One problem Egyptian women can encounter is the blame and shame some women feel when reporting sexual harassment. Shockingly, instead of giving them psychological support, the male-dominated society they live in aims to crush them instead.
“If a woman is sexually abused, she may think millions of times before going to report it or even telling her own family. Women are blamed for everything. Society blames them for the clothes they wear, for the way they walk, for the way they speak and for the make-up they wear. The problem lies in men’s minds and not with women,” commented Farah Heiba, an AUC student and Igmadi media spokesperson.
“Although the law recognises the problem of harassment and sets penalties, fines and even imprisonment for the harasser depending on what the situation is, in many cases women do not report episodes of the harassment since they find them too troubling to confront directly,” she added.
In this context, Igmadi aims to help women to feel they are not alone. The Nadeem Centre, for example, an NGO, can help women file a case against their harasser and provide them with legal support. It can also provide psychological support and therapy for victims. “You are not alone,” Heiba said. “It is for this reason that women from all over Alexandria have come to our events.”

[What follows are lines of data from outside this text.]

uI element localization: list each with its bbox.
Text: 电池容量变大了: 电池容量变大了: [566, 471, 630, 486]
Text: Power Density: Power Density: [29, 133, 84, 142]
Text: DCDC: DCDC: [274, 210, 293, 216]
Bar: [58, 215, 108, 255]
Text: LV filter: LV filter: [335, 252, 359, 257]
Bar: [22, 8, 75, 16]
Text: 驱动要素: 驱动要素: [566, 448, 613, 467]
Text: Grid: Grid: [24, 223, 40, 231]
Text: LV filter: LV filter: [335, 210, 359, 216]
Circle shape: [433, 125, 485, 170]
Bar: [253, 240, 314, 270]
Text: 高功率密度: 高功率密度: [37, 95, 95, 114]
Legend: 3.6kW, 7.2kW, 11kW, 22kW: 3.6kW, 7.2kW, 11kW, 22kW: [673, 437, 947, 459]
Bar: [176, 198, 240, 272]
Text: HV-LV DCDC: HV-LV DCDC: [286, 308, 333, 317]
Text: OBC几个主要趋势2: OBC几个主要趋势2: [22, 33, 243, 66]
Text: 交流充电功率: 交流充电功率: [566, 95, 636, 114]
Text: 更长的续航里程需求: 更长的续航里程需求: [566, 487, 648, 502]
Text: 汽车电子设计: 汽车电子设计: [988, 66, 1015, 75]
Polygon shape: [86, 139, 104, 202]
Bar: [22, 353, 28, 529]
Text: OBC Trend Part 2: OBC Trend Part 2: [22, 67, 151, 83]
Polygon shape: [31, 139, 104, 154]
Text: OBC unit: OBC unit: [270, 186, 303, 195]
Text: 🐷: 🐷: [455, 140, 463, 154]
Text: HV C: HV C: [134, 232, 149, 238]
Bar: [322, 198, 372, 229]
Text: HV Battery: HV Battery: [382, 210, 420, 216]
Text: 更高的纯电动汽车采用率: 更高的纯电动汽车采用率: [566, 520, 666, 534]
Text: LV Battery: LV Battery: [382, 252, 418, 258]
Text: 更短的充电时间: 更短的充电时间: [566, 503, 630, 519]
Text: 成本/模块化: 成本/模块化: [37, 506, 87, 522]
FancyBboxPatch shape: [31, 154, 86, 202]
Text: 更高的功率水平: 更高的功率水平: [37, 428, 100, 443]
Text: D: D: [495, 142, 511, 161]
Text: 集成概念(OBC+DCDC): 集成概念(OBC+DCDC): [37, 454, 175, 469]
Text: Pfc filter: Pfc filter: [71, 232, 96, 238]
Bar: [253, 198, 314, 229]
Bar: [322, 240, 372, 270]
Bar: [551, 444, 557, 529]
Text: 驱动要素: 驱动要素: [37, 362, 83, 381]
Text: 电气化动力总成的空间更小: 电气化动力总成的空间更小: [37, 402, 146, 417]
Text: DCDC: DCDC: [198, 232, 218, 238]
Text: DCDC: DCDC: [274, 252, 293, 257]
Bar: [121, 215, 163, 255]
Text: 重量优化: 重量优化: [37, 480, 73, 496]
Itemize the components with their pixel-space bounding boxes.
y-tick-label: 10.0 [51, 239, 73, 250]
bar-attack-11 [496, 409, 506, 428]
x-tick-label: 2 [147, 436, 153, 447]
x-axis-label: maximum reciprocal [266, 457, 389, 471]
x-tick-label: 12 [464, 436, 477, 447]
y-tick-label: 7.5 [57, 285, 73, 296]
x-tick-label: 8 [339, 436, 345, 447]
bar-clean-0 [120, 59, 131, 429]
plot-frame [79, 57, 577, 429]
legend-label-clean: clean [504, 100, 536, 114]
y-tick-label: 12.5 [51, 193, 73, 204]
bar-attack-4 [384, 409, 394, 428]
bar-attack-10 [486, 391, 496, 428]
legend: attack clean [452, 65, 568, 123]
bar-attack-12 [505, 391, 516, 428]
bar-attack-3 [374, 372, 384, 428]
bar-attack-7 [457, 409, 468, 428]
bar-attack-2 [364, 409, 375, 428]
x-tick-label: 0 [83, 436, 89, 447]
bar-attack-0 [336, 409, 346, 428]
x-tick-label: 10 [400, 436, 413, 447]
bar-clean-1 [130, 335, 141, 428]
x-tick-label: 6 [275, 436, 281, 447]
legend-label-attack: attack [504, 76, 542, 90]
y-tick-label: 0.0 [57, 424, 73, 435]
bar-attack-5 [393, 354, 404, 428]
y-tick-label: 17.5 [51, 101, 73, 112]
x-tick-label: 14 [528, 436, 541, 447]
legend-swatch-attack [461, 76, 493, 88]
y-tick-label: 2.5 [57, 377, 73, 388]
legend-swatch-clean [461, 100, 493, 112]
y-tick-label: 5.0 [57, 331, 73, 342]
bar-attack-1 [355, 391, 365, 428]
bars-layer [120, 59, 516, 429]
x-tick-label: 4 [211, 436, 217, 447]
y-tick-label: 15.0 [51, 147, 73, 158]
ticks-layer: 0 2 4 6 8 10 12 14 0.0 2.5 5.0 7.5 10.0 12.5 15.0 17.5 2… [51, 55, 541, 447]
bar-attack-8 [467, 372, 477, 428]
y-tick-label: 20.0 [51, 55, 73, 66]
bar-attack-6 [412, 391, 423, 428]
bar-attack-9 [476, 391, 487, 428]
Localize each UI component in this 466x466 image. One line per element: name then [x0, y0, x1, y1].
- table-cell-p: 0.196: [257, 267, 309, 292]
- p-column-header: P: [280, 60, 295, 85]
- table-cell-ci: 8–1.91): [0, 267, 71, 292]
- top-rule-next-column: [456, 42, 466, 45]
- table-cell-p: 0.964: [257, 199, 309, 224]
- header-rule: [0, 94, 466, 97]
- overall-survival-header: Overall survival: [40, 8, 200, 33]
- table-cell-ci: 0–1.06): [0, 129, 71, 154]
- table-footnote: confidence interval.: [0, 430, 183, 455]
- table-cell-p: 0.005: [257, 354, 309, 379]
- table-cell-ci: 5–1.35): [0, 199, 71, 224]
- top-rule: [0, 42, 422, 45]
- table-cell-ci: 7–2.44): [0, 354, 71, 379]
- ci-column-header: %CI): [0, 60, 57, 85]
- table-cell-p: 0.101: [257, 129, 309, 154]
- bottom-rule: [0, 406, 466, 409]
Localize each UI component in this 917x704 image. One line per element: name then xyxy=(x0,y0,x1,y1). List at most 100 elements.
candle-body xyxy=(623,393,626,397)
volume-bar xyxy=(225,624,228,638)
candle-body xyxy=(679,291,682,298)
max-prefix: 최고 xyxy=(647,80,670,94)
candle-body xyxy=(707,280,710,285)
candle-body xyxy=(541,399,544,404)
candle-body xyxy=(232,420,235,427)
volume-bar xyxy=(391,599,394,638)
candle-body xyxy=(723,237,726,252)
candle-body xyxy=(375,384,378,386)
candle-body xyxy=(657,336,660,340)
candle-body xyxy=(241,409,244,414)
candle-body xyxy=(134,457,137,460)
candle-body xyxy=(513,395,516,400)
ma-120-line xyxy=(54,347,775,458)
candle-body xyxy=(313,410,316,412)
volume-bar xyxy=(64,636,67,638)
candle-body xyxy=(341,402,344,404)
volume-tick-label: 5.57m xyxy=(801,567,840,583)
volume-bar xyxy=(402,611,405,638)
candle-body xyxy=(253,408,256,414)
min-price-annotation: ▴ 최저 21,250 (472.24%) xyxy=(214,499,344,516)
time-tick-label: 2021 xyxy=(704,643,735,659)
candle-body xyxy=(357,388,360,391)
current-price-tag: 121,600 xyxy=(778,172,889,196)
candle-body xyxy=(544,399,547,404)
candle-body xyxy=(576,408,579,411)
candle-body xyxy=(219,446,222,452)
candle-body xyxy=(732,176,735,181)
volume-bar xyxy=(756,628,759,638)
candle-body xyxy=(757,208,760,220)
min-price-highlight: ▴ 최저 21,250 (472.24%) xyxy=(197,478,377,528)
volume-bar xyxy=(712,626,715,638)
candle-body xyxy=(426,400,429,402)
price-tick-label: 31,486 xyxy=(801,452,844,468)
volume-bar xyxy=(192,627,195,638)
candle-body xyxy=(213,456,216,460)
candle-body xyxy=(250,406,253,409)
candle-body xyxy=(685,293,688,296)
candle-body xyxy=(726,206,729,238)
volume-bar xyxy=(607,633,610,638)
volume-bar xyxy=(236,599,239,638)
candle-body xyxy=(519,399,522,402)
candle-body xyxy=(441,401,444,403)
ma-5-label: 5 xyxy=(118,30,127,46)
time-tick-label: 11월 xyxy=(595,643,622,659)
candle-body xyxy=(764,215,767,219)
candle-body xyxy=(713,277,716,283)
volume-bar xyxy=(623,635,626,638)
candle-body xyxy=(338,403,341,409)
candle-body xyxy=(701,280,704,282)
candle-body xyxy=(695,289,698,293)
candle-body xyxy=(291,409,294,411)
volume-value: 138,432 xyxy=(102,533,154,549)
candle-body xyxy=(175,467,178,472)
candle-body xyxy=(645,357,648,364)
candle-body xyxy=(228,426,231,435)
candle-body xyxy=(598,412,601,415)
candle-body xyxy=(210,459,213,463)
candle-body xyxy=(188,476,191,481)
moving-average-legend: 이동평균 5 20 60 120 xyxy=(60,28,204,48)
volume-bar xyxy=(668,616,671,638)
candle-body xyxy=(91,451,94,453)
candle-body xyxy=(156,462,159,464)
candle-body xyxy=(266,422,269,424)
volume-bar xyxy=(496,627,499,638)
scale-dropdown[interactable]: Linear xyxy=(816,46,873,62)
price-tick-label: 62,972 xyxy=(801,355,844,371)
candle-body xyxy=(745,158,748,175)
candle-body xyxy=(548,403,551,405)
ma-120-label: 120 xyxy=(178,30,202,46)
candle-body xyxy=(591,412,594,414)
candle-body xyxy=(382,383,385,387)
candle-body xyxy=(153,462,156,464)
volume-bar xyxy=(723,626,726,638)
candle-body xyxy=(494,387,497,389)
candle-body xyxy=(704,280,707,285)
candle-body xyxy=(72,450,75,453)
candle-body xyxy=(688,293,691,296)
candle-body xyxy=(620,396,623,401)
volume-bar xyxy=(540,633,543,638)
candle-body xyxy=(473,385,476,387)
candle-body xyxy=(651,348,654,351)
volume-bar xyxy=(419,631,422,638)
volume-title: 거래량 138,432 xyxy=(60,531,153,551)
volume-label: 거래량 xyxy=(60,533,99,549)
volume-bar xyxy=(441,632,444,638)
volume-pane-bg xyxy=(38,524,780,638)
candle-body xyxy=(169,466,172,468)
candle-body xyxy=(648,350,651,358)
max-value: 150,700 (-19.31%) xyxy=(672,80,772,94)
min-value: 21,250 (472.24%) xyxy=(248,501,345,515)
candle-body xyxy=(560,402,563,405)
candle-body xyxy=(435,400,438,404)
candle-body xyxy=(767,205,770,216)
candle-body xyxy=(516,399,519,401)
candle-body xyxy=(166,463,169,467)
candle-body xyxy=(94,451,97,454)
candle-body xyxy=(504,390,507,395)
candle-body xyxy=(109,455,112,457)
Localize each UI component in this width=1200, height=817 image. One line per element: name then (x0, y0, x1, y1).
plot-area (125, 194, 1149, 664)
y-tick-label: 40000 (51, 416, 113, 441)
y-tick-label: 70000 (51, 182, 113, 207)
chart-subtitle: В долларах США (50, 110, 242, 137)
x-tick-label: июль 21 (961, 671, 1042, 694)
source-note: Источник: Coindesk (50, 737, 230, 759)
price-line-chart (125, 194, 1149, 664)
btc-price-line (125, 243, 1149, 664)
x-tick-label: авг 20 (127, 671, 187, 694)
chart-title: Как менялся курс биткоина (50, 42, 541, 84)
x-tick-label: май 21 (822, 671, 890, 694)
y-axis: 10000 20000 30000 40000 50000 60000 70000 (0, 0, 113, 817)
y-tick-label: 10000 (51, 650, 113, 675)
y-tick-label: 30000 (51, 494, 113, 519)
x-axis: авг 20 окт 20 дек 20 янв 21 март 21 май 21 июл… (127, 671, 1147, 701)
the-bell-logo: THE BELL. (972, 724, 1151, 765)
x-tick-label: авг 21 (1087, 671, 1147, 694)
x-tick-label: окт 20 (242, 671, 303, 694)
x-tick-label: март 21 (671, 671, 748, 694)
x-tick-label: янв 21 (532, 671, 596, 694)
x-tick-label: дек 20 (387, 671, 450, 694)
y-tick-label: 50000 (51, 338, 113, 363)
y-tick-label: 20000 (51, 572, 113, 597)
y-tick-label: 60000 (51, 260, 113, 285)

“This is the first time I have been to a dance event or taken part in self-defence training. I am really impressed. I didn’t expect such a large number of participants and instructors and the vibrant schedule. They didn’t forget anything. They even didn’t forget a place for the children, which is important for a mother like me,” said Mona Abdel-Latif, one of the participants at the Alexandria event.
The Alexandria Fun Castle teamed up with kids in the Kids’ Corner at the Igmadi event to provide mothers with the time they needed to attend. “It’s a cultural activity centre which provides miscellaneous activities for kids. We have banned Ipads, mobiles and even laptops. Kids need room to create, so we teach hand-crafting skills, colouring, performing on stage, dancing, and much more,” said Dina Adel, the Fun Castle manager.
“It is my second time at an event only for women in Alexandria. The first time was two months ago for Zumba dancing. This time it is with Igmadi, which is far more useful. I can’t tell you how happy we are and how much I personally have learned. We came here as weak and helpless women; now we can face any harasser with self-confidence. I could even run after him and beat him up if need be. It’s good to know that women can help themselves by themselves,” said Khadija Bassem, an accountant and one of the participants.
“My dream is being able to walk along the Alexandria corniche without being harassed and without forcing my husband to accompany me every time I want simply to inhale the sea breeze. I wish I could walk in the streets like men do. Is that so very much to ask,” asked Bassem.